Lambert sold hats and T-shirts at the Eastmont Mall and was visited by his friend Wilson. At the mall, they witnessed gangs of young people running into the stores, stealing whatever they could get their hands on and then rushing out. Wilson tried to stop them after numerous robberies and finally called the police, who Wilson said, “did not respond.” Having been incarcerated previously, they realized that if the young people were allowed to continue to rob the stores, they could receive multiple criminal counts, which would take their case from misdemeanors to felonies, resulting in incarceration.

Lu Lu’s House traveled to Los Angeles and obtained more than 500 toys
for a Dec. 20 giveaway in partnership with Oakland Mayor Barbara
Lee. Courtesy Oakland Private Industry,
Wilson took it upon himself to follow the young people home and when he arrived at their subsidized homes, he realized the importance of trying to save the young people from violence, drug addiction, lack of self-worth, and incarceration — as well as their families from losing subsidized housing. Lambert and Wilson explained to the young men and women, ages 13-17, that there were positive options which might allow them to make money legally and stay out of jail. Wilson and Lambert decided to teach them how to wash cars and they opened a car wash in East Oakland. Oakland’s Initiative, “Keep the town clean,” involved the young people from Lu Lu’s House participating in more than eight cleanup sessions throughout Oakland. To assist with their infrastructure, Lu Lu’s House has partnered with Oakland’s Private Industry Council.

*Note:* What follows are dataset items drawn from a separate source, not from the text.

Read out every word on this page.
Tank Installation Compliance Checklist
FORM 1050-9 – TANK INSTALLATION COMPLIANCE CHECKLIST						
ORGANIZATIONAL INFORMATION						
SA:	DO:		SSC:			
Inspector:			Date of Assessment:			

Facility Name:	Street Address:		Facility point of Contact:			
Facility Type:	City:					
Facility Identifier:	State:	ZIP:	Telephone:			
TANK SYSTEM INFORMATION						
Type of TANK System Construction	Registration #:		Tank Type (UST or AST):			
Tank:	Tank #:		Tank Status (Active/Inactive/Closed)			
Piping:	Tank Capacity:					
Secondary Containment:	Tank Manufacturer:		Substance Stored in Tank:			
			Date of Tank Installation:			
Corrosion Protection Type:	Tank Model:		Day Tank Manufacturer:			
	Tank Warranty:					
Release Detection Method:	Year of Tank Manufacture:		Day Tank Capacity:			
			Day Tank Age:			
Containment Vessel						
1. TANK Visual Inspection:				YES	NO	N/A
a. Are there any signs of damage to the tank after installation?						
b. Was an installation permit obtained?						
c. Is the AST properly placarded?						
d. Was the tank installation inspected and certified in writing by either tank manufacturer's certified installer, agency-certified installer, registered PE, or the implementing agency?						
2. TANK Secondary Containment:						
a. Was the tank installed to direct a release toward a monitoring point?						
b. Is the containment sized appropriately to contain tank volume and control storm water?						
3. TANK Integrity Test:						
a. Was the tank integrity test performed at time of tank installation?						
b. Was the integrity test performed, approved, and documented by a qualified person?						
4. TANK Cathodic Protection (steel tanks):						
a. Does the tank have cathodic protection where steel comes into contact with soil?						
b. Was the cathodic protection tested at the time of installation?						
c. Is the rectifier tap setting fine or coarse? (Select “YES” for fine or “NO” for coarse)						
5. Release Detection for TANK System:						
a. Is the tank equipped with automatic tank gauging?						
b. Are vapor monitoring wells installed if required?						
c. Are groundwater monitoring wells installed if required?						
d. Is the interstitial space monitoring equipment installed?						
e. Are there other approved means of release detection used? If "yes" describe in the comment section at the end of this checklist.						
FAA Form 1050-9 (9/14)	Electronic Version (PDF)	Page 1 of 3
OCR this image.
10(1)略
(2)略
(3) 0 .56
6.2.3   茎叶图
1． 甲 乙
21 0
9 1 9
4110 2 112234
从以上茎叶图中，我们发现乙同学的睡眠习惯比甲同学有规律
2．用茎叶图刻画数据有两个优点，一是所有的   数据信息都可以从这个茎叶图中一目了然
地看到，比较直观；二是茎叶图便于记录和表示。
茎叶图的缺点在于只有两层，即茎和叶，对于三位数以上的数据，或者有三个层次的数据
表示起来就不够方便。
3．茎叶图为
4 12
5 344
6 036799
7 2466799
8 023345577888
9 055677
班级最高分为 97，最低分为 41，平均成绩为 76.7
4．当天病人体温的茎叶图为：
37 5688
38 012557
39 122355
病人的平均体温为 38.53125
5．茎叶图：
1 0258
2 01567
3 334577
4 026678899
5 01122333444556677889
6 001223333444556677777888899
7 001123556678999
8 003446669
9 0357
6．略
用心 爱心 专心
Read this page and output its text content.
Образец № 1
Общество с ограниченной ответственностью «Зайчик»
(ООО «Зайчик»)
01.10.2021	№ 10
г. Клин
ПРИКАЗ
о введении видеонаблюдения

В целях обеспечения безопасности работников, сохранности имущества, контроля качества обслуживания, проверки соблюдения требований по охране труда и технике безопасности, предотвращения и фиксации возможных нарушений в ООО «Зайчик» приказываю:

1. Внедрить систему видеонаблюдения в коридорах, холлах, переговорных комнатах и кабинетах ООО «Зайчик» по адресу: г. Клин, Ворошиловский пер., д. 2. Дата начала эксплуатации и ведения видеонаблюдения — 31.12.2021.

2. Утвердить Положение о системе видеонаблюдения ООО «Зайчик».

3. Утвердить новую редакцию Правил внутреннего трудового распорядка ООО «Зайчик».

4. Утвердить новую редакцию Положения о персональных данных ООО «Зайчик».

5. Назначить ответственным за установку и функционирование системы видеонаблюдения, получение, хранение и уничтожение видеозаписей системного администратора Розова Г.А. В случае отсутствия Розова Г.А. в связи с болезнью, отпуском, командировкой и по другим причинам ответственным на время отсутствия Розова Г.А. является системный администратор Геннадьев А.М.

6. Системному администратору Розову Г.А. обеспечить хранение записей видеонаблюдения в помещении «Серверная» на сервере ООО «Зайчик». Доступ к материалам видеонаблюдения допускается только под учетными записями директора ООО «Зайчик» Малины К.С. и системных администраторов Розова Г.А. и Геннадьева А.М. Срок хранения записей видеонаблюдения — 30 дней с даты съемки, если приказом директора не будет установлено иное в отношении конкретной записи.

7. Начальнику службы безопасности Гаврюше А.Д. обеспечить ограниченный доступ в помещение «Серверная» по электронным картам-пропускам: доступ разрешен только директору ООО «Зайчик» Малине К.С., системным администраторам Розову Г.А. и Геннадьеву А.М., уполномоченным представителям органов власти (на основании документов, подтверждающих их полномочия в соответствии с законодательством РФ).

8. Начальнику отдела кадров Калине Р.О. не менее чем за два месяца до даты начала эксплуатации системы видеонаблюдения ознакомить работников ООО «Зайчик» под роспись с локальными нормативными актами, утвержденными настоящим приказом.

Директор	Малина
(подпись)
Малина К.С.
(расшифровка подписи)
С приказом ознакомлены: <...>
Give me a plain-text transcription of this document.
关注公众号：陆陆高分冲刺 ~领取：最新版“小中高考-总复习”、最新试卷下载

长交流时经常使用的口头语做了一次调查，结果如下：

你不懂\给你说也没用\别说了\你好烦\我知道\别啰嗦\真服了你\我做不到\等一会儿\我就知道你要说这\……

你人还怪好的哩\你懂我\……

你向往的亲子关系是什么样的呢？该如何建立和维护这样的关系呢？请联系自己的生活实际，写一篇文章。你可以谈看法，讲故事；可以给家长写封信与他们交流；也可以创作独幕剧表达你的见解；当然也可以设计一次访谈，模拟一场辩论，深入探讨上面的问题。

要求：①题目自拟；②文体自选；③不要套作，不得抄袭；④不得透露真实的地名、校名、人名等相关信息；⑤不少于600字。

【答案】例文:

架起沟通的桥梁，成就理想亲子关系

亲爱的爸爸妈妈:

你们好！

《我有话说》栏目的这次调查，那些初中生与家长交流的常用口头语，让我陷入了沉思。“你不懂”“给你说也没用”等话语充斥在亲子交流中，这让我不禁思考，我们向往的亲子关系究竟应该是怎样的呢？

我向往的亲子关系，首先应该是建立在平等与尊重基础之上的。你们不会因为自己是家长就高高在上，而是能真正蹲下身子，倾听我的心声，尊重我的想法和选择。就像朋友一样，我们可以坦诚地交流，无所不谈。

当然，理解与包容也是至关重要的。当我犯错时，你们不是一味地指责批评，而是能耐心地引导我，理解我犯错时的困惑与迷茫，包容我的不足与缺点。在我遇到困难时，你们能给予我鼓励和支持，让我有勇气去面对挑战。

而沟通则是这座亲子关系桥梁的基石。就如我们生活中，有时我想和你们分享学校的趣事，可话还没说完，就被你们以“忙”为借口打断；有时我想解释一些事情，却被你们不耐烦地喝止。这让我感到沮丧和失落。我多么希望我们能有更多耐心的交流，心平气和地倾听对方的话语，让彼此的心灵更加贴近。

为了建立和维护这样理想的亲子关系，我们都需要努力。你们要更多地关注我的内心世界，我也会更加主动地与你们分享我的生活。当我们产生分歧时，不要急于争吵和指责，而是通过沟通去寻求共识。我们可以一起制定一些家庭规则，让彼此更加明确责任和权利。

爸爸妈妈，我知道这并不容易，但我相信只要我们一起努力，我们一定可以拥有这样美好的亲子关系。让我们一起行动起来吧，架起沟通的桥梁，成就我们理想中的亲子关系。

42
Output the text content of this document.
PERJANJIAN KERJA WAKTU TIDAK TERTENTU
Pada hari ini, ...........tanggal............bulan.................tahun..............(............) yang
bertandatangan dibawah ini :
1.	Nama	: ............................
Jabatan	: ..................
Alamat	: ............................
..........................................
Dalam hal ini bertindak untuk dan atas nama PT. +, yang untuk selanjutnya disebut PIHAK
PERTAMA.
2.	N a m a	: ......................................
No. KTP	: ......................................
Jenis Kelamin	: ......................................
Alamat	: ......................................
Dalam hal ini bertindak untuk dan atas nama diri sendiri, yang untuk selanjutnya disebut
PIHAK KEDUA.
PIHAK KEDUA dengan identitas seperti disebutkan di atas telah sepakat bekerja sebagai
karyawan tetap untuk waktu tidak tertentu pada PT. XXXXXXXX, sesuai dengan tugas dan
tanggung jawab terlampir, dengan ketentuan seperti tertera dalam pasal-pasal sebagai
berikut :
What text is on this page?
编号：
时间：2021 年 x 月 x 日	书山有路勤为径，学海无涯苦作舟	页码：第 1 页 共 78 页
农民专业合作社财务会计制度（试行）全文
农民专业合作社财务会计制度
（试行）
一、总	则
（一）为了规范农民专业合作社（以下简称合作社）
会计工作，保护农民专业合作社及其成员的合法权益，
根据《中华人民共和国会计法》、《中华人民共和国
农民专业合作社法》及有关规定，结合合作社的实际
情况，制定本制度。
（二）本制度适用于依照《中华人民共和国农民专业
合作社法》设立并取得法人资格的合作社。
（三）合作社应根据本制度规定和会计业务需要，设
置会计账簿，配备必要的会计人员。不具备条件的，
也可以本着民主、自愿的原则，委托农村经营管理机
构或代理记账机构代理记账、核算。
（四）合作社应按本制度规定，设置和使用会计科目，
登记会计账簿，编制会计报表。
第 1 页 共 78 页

For the Christmas season, Lu Lu’s House and reformed young people (who were previously robbed) will continue to give back.
Lu Lu’s House traveled to Los Angeles and obtained more than 500 toys.
Wilson and Lambert will be partnering with Mayor Barbara Lee on a toy giveaway on Dec. 20. Young people, like Dremont Wilkes, age 15, will help give away toys and encourage young people to stay in school and out of trouble. Wilkes wants to go to college and become a specialist in financial aid. Sports agent Aaron Goodwin has committed to giving all eight young people from Lu Lu’s House a fully paid free ride to college, provided they keep a 3.0 grade point average and continue the program. Lu Lu’s House is not toying around.